16. The disease prediction method according to claim 4, wherein the second score is 0 when the mutation type of the mutation site is the same mutation or intergenic region mutation, or

the second score is 0.5 when the mutation type of the mutation site is nonsynonymous mutation or non-drift mutation; or

the second score is 1 when the mutation type of the mutation site is nonsense mutation or drift mutation.

17. The disease prediction method according to claim 6, wherein the multiple prediction tools are selected from PANTHER, PolyPhen-2 and SIFT, each predicting the influence degree of the mutation site on conservativeness and physicochemical properties of the protein, wherein the influence degree of the mutation site on conservativeness and physicochemical properties of the protein is one of the following four outcomes: no influence, possible influence, deleterious, and unable to predict.

18. The disease prediction method according to claim 17, wherein when the mutation site has no influence on the conservativeness and physicochemical properties of the protein, a reference score of influence degree output by the prediction tool is 0; when the mutation site has possible influence on the conservativeness and physicochemical properties of the protein, the reference score of influence degree output by the prediction tool is 0.5; when the mutation site has a deleterious influence on the conservativeness and physicochemical properties of the protein, the reference score of influence degree output by the prediction tool is 1; and when the influence degree of the mutation site on the conservativeness and physicochemical properties of the protein is not predictable, the reference score of influence degree output by the prediction tool is no score.

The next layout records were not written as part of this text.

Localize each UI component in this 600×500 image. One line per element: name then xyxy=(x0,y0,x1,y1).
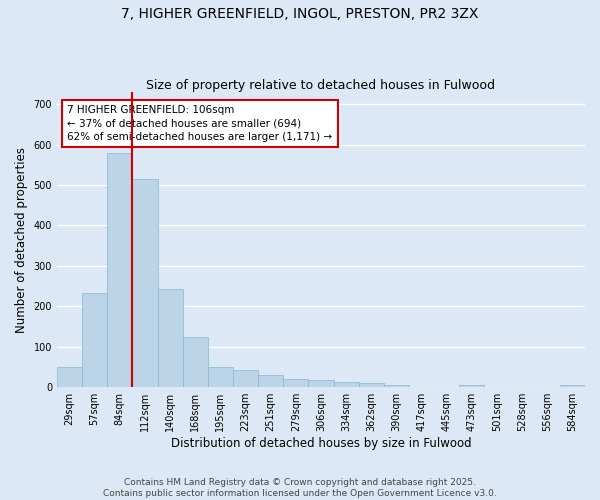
Text: 7, HIGHER GREENFIELD, INGOL, PRESTON, PR2 3ZX: 7, HIGHER GREENFIELD, INGOL, PRESTON, PR… xyxy=(121,8,479,22)
Y-axis label: Number of detached properties: Number of detached properties xyxy=(15,146,28,332)
X-axis label: Distribution of detached houses by size in Fulwood: Distribution of detached houses by size … xyxy=(170,437,471,450)
Bar xyxy=(258,375,283,387)
Bar xyxy=(182,336,208,387)
Bar xyxy=(308,380,334,387)
Bar xyxy=(158,290,182,387)
Bar xyxy=(233,370,258,387)
Bar xyxy=(107,152,133,387)
Bar xyxy=(57,367,82,387)
Bar xyxy=(384,385,409,387)
Bar xyxy=(82,294,107,387)
Text: 7 HIGHER GREENFIELD: 106sqm
← 37% of detached houses are smaller (694)
62% of se: 7 HIGHER GREENFIELD: 106sqm ← 37% of det… xyxy=(67,106,332,142)
Bar xyxy=(560,385,585,387)
Bar xyxy=(459,385,484,387)
Bar xyxy=(283,379,308,387)
Text: Contains HM Land Registry data © Crown copyright and database right 2025.
Contai: Contains HM Land Registry data © Crown c… xyxy=(103,478,497,498)
Bar xyxy=(133,179,158,387)
Bar xyxy=(334,382,359,387)
Bar xyxy=(208,367,233,387)
Bar xyxy=(359,383,384,387)
Title: Size of property relative to detached houses in Fulwood: Size of property relative to detached ho… xyxy=(146,79,496,92)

19. The disease prediction method according to claim 17, wherein a reference score of influence degree obtained from PANTHER is denoted as SPANTHER, the reference score of influence degree obtained from PolyPhen-2 is denoted as SPolyPhen-2, and the reference score of influence degree obtained from SIFT is denoted as SSIFT, the first score Si=(SPANTHER+SPolyPhen-2+SSIFT)/N, wherein N is the number of prediction tools giving scores.

20. The disease prediction method according to claim 12, wherein the SNV detection is performed using a longshot tool.